What do the anti-doping experts say? Anti-doping experts of the sort WADA relies on to assess elite performance, like Olaf Schumacher, tell us that the expected blood doping enhancement can be up to 3%, regardless of method. Stray-Gundersen and Levine showed us comparable gains of 3% from hi-lo altitude training with just 4 weeks exposure to high altitude. If we use the same (uncontrolled) measure found in many blood doping time trial studies, e.g. like a recent one conducted by Pitsiladis on Scottish athletes and Kenyan athletes, one hi-lo altitude group of men improved by 6.5% after 4 weeks of altitude, while the Scottish and Kenyan athletes improved 5.4% and 4.7%, respectively, after 4 weeks of EPO. (Note the Kenyan athletes were not really trying, as confirmed by RPE measurements, and were merely tempo-ing the 3K time trials at marathon to half-marathon pace, running about 1 minute slower than their predicted capability, so we must take these EPO results within the context of the limitations of the process used to obtain the data. Note also that the post altitude time trials of the hi-lo and hi-hi groups were confounded by Texas summer heat, potentially making these results potentially slower.)

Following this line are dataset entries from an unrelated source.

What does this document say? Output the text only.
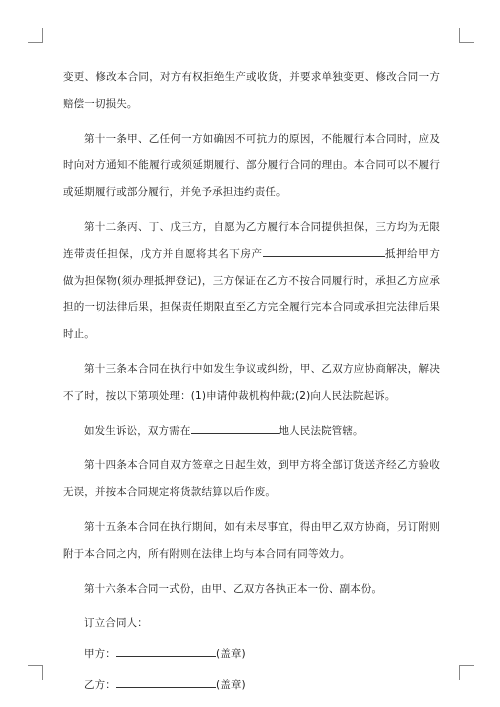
变更、修改本合同，对方有权拒绝生产或收货，并要求单独变更、修改合同一方赔偿一切损失。

第十一条甲、乙任何一方如确因不可抗力的原因，不能履行本合同时，应及时向对方通知不能履行或须延期履行、部分履行合同的理由。本合同可以不履行或延期履行或部分履行，并免予承担违约责任。

第十二条丙、丁、戊三方，自愿为乙方履行本合同提供担保，三方均为无限连带责任担保，戊方并自愿将其名下房产	抵押给甲方做为担保物(须办理抵押登记)，三方保证在乙方不按合同履行时，承担乙方应承担的一切法律后果，担保责任期限直至乙方完全履行完本合同或承担完法律后果时止。

第十三条本合同在执行中如发生争议或纠纷，甲、乙双方应协商解决，解决不了时，按以下第项处理：(1)申请仲裁机构仲裁;(2)向人民法院起诉。

如发生诉讼，双方需在	地人民法院管辖。

第十四条本合同自双方签章之日起生效，到甲方将全部订货送齐经乙方验收无误，并按本合同规定将货款结算以后作废。

第十五条本合同在执行期间，如有未尽事宜，得由甲乙双方协商，另订附则附于本合同之内，所有附则在法律上均与本合同有同等效力。

第十六条本合同一式份，由甲、乙双方各执正本一份、副本份。

订立合同人：
甲方：	(盖章)
乙方：	(盖章)
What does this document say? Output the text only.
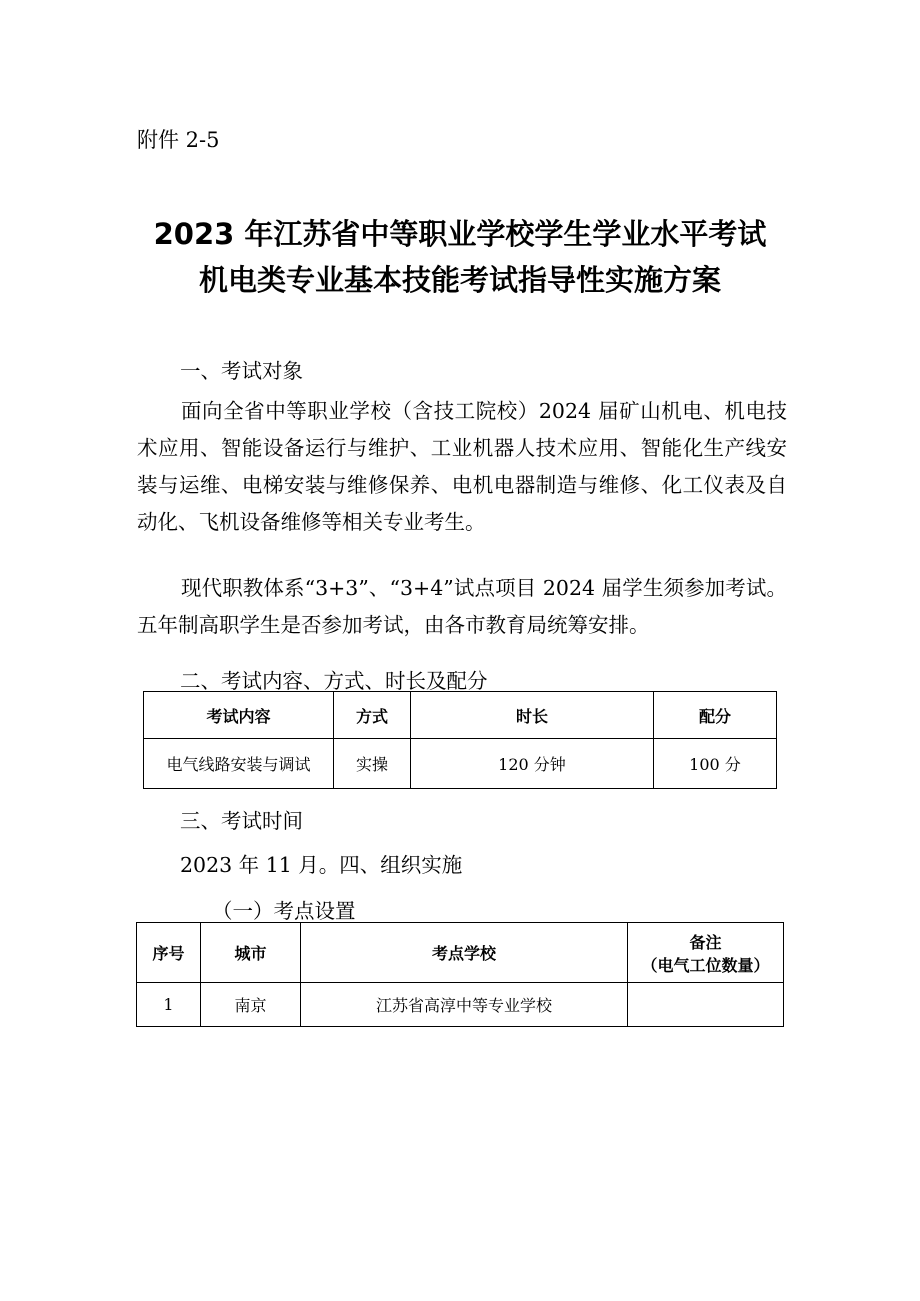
附件 2-5
2023 年江苏省中等职业学校学生学业水平考试
机电类专业基本技能考试指导性实施方案
一、考试对象
面向全省中等职业学校（含技工院校）2024 届矿山机电、机电技术应用、智能设备运行与维护、工业机器人技术应用、智能化生产线安装与运维、电梯安装与维修保养、电机电器制造与维修、化工仪表及自动化、飞机设备维修等相关专业考生。
现代职教体系“3+3”、“3+4”试点项目 2024 届学生须参加考试。五年制高职学生是否参加考试，由各市教育局统筹安排。
二、考试内容、方式、时长及配分
考试内容	方式	时长	配分
电气线路安装与调试	实操	120 分钟	100 分
三、考试时间
2023 年 11 月。四、组织实施
（一）考点设置
序号	城市	考点学校	备注
（电气工位数量）

1	南京	江苏省高淳中等专业学校	
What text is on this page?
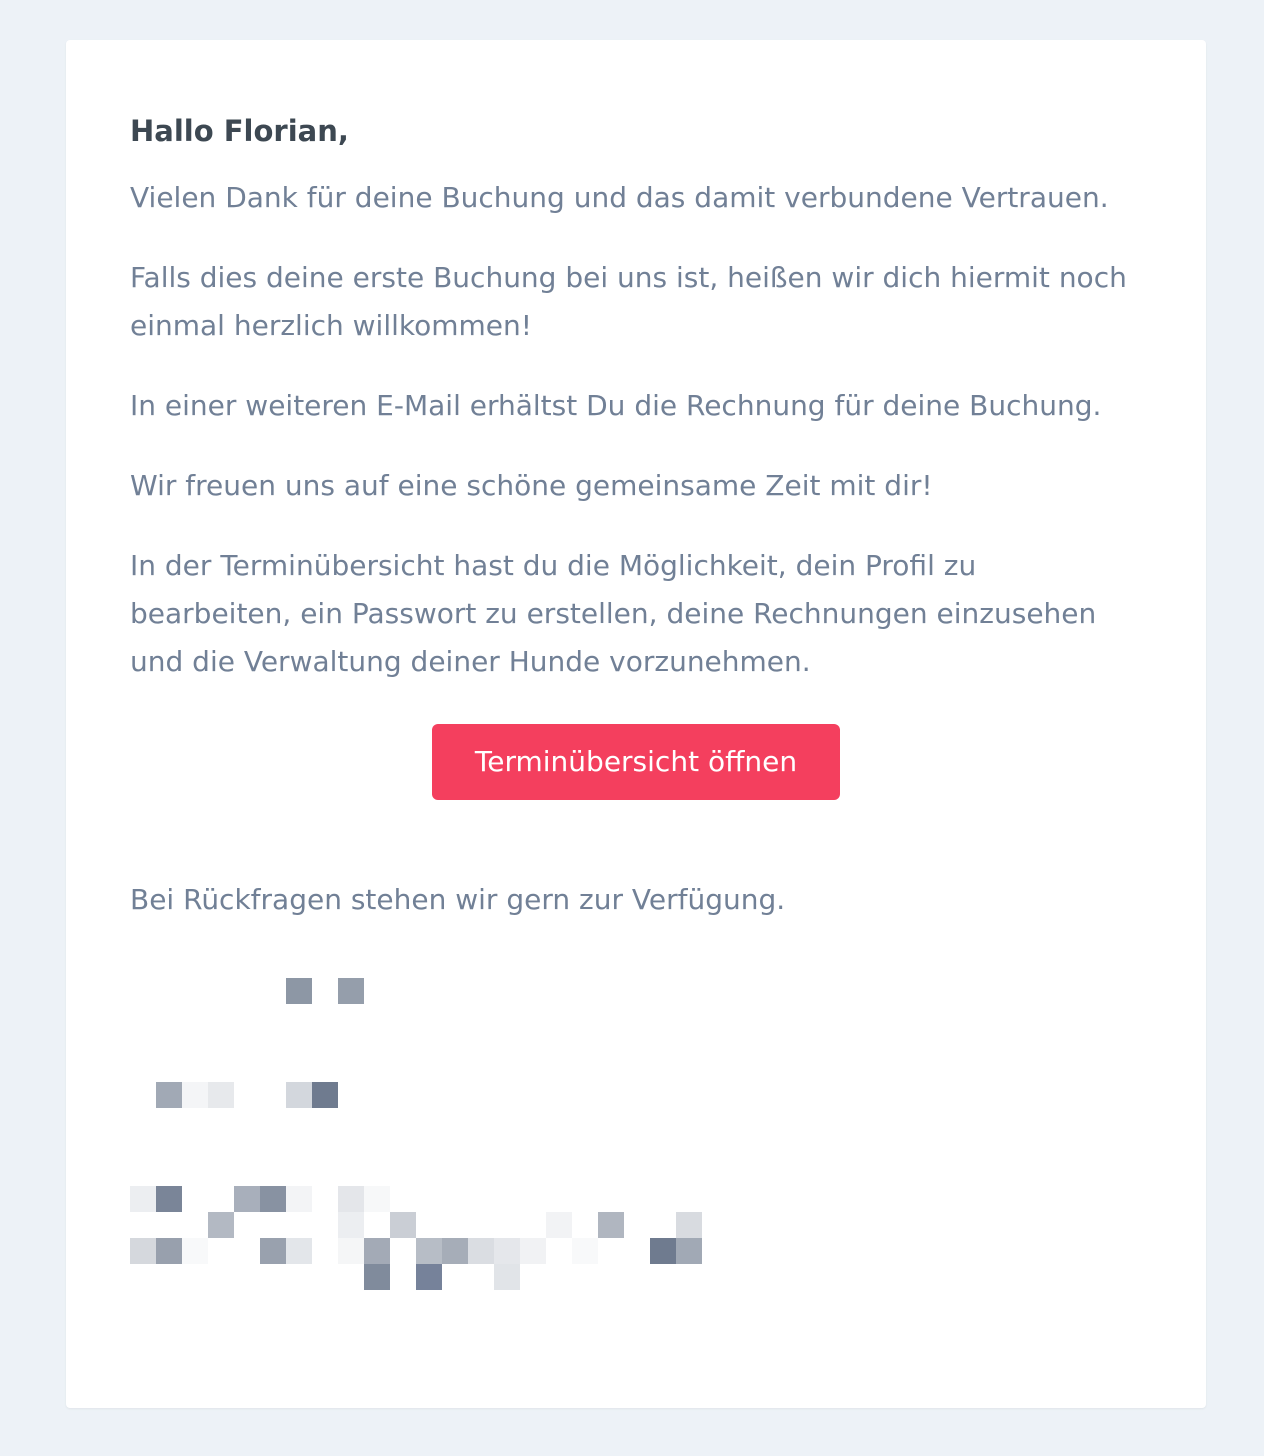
Hallo Florian,

Vielen Dank für deine Buchung und das damit verbundene Vertrauen.

Falls dies deine erste Buchung bei uns ist, heißen wir dich hiermit noch einmal herzlich willkommen!

In einer weiteren E-Mail erhältst Du die Rechnung für deine Buchung.

Wir freuen uns auf eine schöne gemeinsame Zeit mit dir!

In der Terminübersicht hast du die Möglichkeit, dein Profil zu bearbeiten, ein Passwort zu erstellen, deine Rechnungen einzusehen und die Verwaltung deiner Hunde vorzunehmen.

Terminübersicht öffnen

Bei Rückfragen stehen wir gern zur Verfügung.
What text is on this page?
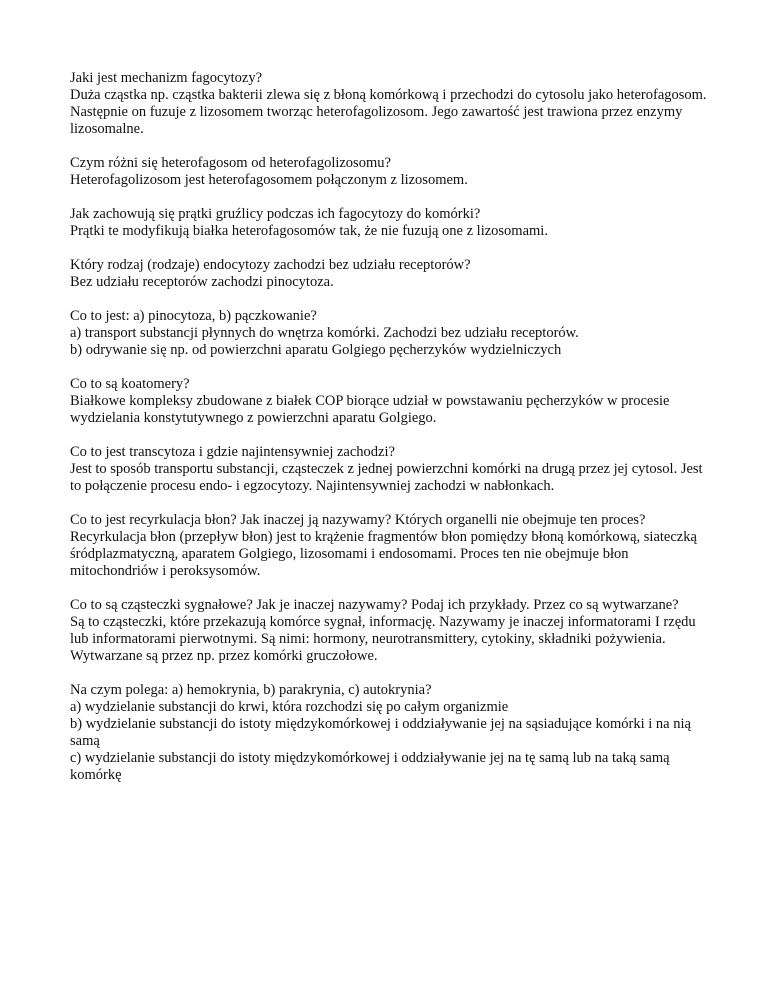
Jaki jest mechanizm fagocytozy?

Duża cząstka np. cząstka bakterii zlewa się z błoną komórkową i przechodzi do cytosolu jako heterofagosom. Następnie on fuzuje z lizosomem tworząc heterofagolizosom. Jego zawartość jest trawiona przez enzymy lizosomalne.

Czym różni się heterofagosom od heterofagolizosomu?

Heterofagolizosom jest heterofagosomem połączonym z lizosomem.

Jak zachowują się prątki gruźlicy podczas ich fagocytozy do komórki?

Prątki te modyfikują białka heterofagosomów tak, że nie fuzują one z lizosomami.

Który rodzaj (rodzaje) endocytozy zachodzi bez udziału receptorów?

Bez udziału receptorów zachodzi pinocytoza.

Co to jest: a) pinocytoza, b) pączkowanie?

a) transport substancji płynnych do wnętrza komórki. Zachodzi bez udziału receptorów.

b) odrywanie się np. od powierzchni aparatu Golgiego pęcherzyków wydzielniczych

Co to są koatomery?

Białkowe kompleksy zbudowane z białek COP biorące udział w powstawaniu pęcherzyków w procesie wydzielania konstytutywnego z powierzchni aparatu Golgiego.

Co to jest transcytoza i gdzie najintensywniej zachodzi?

Jest to sposób transportu substancji, cząsteczek z jednej powierzchni komórki na drugą przez jej cytosol. Jest to połączenie procesu endo- i egzocytozy. Najintensywniej zachodzi w nabłonkach.

Co to jest recyrkulacja błon? Jak inaczej ją nazywamy? Których organelli nie obejmuje ten proces?

Recyrkulacja błon (przepływ błon) jest to krążenie fragmentów błon pomiędzy błoną komórkową, siateczką śródplazmatyczną, aparatem Golgiego, lizosomami i endosomami. Proces ten nie obejmuje błon mitochondriów i peroksysomów.

Co to są cząsteczki sygnałowe? Jak je inaczej nazywamy? Podaj ich przykłady. Przez co są wytwarzane?

Są to cząsteczki, które przekazują komórce sygnał, informację. Nazywamy je inaczej informatorami I rzędu lub informatorami pierwotnymi. Są nimi: hormony, neurotransmittery, cytokiny, składniki pożywienia. Wytwarzane są przez np. przez komórki gruczołowe.

Na czym polega: a) hemokrynia, b) parakrynia, c) autokrynia?

a) wydzielanie substancji do krwi, która rozchodzi się po całym organizmie

b) wydzielanie substancji do istoty międzykomórkowej i oddziaływanie jej na sąsiadujące komórki i na nią samą

c) wydzielanie substancji do istoty międzykomórkowej i oddziaływanie jej na tę samą lub na taką samą komórkę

This recollection is not from studies pinned on my fridge, but just from my memory. It's a shame you cannot remember more about a topic that you seem to care a great deal about and claim to know so much about.
Contrary to "no longer being seriously debated by experts", there were recently two meta-studies reviewing four decades of blood doping studies, finding many lacked controls and were not blinded, and concluded the performance enhancement effect from blood doping studies (i.e. the conclusions reported by "experts" like Olaf Schumacher) was over-estimated. Could that include the studies you have read?
That blood doping effect is insignificant among elite athletes is reinforced by the imperceptibility of any additional significant effect during the EPO-era among the fastest sea-level distance running athletes, who theoretically stand to gain the most from the combined effects of blood doping at altitude. We know non-Africans are doping, and that their doping experience is based on their knowledge and experience that "it works". Russia doped more than the Kenyans are doping now, and there is another current thread about Spain's anti-doping authorities still covering up doping, and you keep insisting that doping prevelance is 1 in 2 athletes, and that experts at the AIU tell us that at least 60% of doped athletes are not Kenyan. And yet, outside of Africa, the blood doping effect that allegedly produce the significant east-African results, is the emporer's clothes among sea-level athletes.
You have failed to follow up on this important question: "What are some of these many ways to reliably estimate the performance enhancing effects of doping?" you suggested I make a point of not seeing. I am insisting on making the point now that I would like to see it -- please draw from your vast well of knowledge and show them to all of us.